Yesterday, one day ahead of the en masse Cabinet resignation, Premier Yu Shyi-kun approved in principle to expand a five-year, NT$50 billion higher-education improvement project to a 10-year, NT$100 billion or even NT$120 billion program, if necessary.
"Apparently, it's not enough to spend only NT$50 billion over the next five years to upgrade the international competitiveness of the nation's higher-education system," Yu told an unscheduled press conference yesterday afternoon.
"With the injection of more funds, we hope to see more top-notch universities or study centers developing and meeting international standards," he said.
Yu also took the opportunity to dismiss speculations that the decision was made in haste before his departure from office today.
"As a responsible government, we hope to finalize the direction of the plan following the legislature's passing the NT$50 billion budget on Friday," he said.
"It's not a last-minute favor because we approved the five-year, NT$500 billion 10 major construction projects package, in which the NT$50 billion top-notch university and research center project is included, in November 2003," he said.
Yu made the remarks yesterday afternoon after listening to grievances voiced by eight university heads and deputy heads over the future allocation of the NT$50 billion budget.
The eight universities issued a joint statement on Saturday, expressing their opposition to the Executive Yuan's alleged plan to allocate the funds only to "prestigious" national universities.
They pressed on to request a meeting with the premier.
After two hours of discussion, the two parties reached three consensuses, Cabinet Spokesman Chen Chi-mai (陳其邁) said.
According to Chen, the premier agreed in principle to extend the five-year project to 10 years and increase the funds from NT$50 billion to NT$100 billion or NT$120 billion.

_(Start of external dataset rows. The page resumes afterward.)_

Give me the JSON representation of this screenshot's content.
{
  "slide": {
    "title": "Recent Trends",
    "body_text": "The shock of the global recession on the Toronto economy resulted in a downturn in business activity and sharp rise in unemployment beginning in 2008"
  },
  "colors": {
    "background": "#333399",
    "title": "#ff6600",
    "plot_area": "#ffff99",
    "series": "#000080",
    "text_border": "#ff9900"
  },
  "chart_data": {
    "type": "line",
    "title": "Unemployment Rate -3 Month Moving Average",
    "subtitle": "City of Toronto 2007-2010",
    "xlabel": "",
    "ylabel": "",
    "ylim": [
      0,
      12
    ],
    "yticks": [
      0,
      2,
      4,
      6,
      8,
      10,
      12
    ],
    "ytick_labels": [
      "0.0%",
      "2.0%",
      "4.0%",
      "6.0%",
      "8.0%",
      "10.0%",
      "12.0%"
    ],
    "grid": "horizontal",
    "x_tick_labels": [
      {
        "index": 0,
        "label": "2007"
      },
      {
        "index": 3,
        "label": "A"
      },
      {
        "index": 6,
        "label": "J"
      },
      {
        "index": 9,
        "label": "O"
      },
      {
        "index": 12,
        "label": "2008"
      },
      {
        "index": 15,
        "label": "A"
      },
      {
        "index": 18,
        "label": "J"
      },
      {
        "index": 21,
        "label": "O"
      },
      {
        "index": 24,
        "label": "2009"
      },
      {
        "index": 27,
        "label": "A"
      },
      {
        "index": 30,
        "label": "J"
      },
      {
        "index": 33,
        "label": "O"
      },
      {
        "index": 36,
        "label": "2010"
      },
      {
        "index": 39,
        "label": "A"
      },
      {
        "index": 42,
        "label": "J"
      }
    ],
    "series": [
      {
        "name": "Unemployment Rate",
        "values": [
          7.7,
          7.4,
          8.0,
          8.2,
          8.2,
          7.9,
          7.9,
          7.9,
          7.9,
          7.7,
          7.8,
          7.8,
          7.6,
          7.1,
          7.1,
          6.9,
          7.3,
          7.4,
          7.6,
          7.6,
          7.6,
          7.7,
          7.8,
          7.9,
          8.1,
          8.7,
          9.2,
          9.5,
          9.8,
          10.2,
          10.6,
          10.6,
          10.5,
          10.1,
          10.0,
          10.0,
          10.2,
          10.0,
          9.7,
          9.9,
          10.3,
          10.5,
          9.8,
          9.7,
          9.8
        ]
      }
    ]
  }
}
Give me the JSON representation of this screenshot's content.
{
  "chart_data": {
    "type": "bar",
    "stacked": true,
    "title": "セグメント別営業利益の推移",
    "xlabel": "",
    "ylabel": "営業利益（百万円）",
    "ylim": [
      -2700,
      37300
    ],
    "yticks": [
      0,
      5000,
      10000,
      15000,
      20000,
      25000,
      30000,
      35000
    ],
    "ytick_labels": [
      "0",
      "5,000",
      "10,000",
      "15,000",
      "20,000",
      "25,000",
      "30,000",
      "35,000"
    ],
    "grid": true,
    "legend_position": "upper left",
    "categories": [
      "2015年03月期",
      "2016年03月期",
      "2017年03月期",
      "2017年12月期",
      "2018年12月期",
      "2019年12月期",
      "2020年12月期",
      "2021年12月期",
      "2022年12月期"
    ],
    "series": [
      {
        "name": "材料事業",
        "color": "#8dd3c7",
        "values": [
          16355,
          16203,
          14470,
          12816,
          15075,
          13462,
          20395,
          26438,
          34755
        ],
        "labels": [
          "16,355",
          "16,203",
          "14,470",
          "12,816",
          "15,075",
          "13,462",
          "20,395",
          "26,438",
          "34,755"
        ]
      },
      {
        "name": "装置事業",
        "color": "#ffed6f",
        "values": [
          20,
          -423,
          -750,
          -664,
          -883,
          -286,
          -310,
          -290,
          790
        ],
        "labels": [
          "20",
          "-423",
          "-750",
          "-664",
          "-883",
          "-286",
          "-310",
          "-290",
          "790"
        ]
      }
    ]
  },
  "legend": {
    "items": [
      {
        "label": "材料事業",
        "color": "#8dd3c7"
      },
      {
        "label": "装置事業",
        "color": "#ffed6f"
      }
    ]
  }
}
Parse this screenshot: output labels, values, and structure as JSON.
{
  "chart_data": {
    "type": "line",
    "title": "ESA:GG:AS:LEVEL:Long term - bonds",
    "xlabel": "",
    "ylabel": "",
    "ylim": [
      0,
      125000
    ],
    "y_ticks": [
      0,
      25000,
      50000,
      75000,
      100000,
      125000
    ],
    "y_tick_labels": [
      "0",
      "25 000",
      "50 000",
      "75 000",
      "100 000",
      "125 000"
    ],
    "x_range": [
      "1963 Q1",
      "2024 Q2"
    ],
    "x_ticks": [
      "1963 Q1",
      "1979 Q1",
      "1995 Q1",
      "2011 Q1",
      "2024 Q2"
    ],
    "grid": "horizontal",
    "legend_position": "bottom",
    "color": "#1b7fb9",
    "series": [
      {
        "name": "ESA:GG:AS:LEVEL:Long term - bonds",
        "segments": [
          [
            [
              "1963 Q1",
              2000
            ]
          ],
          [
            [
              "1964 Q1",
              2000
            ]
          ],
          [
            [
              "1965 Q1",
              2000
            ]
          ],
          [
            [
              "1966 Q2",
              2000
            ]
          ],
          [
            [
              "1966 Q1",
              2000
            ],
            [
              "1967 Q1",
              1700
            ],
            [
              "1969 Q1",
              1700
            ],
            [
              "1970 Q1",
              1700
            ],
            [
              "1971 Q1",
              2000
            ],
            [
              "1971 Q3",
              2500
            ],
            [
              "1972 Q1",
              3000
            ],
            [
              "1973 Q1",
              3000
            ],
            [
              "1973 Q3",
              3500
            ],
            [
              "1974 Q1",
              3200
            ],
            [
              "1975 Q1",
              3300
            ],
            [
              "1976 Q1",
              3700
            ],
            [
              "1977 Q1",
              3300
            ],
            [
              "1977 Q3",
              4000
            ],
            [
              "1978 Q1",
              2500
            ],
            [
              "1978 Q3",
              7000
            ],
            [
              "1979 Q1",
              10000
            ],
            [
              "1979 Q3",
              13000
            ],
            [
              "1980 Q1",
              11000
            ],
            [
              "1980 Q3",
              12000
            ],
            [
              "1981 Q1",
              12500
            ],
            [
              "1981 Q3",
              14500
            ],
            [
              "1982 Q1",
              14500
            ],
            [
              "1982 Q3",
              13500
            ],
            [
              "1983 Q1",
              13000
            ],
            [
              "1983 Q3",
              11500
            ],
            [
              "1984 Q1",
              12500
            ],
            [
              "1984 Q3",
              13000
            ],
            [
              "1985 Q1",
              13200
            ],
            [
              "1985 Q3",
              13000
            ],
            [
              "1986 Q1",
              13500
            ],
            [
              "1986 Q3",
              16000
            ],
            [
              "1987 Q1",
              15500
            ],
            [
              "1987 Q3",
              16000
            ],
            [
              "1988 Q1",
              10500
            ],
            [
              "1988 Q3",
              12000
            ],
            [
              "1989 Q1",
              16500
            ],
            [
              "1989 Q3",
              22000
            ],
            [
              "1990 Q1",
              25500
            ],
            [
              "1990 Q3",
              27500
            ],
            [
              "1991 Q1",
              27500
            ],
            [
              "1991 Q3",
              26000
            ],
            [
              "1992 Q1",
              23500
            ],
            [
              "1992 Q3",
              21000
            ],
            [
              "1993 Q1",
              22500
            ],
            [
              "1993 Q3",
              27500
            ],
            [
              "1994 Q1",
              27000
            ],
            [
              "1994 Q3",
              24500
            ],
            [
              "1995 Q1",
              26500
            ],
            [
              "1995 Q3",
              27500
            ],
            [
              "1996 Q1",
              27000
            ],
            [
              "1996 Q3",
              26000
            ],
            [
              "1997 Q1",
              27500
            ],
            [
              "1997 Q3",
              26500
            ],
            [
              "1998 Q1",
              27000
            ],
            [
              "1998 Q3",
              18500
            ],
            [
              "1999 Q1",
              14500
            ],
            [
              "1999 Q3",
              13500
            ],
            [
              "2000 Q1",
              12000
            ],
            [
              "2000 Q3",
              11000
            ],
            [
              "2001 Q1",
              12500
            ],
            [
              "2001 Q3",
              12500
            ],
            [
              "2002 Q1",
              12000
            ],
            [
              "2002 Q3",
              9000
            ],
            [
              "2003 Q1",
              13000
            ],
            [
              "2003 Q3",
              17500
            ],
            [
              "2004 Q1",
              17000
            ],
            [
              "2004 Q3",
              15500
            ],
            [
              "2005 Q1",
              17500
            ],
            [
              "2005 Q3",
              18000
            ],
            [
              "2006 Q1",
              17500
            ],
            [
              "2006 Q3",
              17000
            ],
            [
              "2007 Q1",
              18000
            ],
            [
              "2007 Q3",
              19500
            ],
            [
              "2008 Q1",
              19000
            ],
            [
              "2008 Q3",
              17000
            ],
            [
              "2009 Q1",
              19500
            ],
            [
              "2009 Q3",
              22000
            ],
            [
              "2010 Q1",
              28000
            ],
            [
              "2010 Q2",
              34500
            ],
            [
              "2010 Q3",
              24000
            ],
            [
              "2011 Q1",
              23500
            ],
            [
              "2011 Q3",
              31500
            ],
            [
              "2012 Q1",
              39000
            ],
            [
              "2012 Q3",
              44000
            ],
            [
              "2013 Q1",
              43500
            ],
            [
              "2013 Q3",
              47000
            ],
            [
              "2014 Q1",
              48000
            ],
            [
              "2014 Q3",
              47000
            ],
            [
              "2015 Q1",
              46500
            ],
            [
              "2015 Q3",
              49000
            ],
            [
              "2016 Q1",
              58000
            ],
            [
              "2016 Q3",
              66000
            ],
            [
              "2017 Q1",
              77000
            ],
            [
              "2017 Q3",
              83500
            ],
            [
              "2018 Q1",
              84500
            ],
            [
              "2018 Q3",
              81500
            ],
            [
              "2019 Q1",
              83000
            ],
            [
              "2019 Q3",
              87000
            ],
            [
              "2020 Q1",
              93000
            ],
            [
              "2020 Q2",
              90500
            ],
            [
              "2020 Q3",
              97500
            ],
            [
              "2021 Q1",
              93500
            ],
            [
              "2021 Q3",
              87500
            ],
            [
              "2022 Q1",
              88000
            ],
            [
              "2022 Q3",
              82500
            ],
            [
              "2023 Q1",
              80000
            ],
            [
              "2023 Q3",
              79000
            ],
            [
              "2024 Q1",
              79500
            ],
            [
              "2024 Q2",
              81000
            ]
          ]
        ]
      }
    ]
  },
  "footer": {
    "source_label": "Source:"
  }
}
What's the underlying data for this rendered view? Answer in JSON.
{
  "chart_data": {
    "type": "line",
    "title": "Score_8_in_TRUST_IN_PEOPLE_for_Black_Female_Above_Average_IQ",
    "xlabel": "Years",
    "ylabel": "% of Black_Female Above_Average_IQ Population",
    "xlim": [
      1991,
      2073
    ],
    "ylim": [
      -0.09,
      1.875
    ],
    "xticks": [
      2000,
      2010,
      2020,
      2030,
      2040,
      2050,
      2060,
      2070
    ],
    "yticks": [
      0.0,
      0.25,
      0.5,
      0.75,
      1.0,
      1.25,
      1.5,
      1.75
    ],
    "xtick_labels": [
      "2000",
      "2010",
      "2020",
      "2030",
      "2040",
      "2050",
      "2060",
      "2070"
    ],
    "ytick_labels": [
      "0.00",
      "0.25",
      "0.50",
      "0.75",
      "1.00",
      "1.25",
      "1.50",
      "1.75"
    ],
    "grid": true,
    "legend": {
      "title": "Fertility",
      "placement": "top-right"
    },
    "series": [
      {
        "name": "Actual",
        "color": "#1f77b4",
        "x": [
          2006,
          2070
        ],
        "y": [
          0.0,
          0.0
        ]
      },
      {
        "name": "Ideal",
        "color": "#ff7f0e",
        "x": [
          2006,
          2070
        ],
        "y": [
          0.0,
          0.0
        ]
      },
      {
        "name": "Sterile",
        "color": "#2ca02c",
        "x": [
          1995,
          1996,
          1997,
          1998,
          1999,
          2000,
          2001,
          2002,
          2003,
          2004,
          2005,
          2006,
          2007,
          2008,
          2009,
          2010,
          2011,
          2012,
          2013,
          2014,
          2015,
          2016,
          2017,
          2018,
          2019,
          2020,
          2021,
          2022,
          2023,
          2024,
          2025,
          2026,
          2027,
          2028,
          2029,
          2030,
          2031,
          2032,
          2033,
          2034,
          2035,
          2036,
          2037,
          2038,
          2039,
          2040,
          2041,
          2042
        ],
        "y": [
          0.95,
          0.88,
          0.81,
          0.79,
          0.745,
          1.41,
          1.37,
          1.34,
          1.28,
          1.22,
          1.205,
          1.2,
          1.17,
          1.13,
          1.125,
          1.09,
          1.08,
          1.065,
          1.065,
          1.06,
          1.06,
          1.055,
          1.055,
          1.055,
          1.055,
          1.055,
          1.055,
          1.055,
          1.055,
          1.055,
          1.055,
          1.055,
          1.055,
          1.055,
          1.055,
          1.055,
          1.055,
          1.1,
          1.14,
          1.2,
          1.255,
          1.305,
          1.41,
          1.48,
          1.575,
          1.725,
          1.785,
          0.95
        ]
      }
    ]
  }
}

A qualified university wishing to develop its departments into a research center would receive NT$40 billion. A qualified university wishing to develop itself into a top-quality university meeting international standards would also receive NT$40 billion for development. Yu also agreed to earmark NT$80 billion in the government's annual budget in the event of two universities qualifying for the project.
A review committee would be established under the Executive Yuan to screen the applicants. The committee would also be entrusted with the mission to evaluate the performance of the qualified applicants. Those failing to pass the evaluation would be asked to drop out of the project.
Both sides yesterday furthermore agreed that the committee should refer to domestic and international standards to establish an assessment index or system.
President of National Chengchi University Cheng Jei-cheng (
"I don't know what the university heads think about the consensus we reached today, but I'm grateful to be able to hear the government's story first-hand," he said.
"The reason why we're here today is simple, and it is that we'd like to see the government carefully use the money, especially when it's in financial difficulties," he said.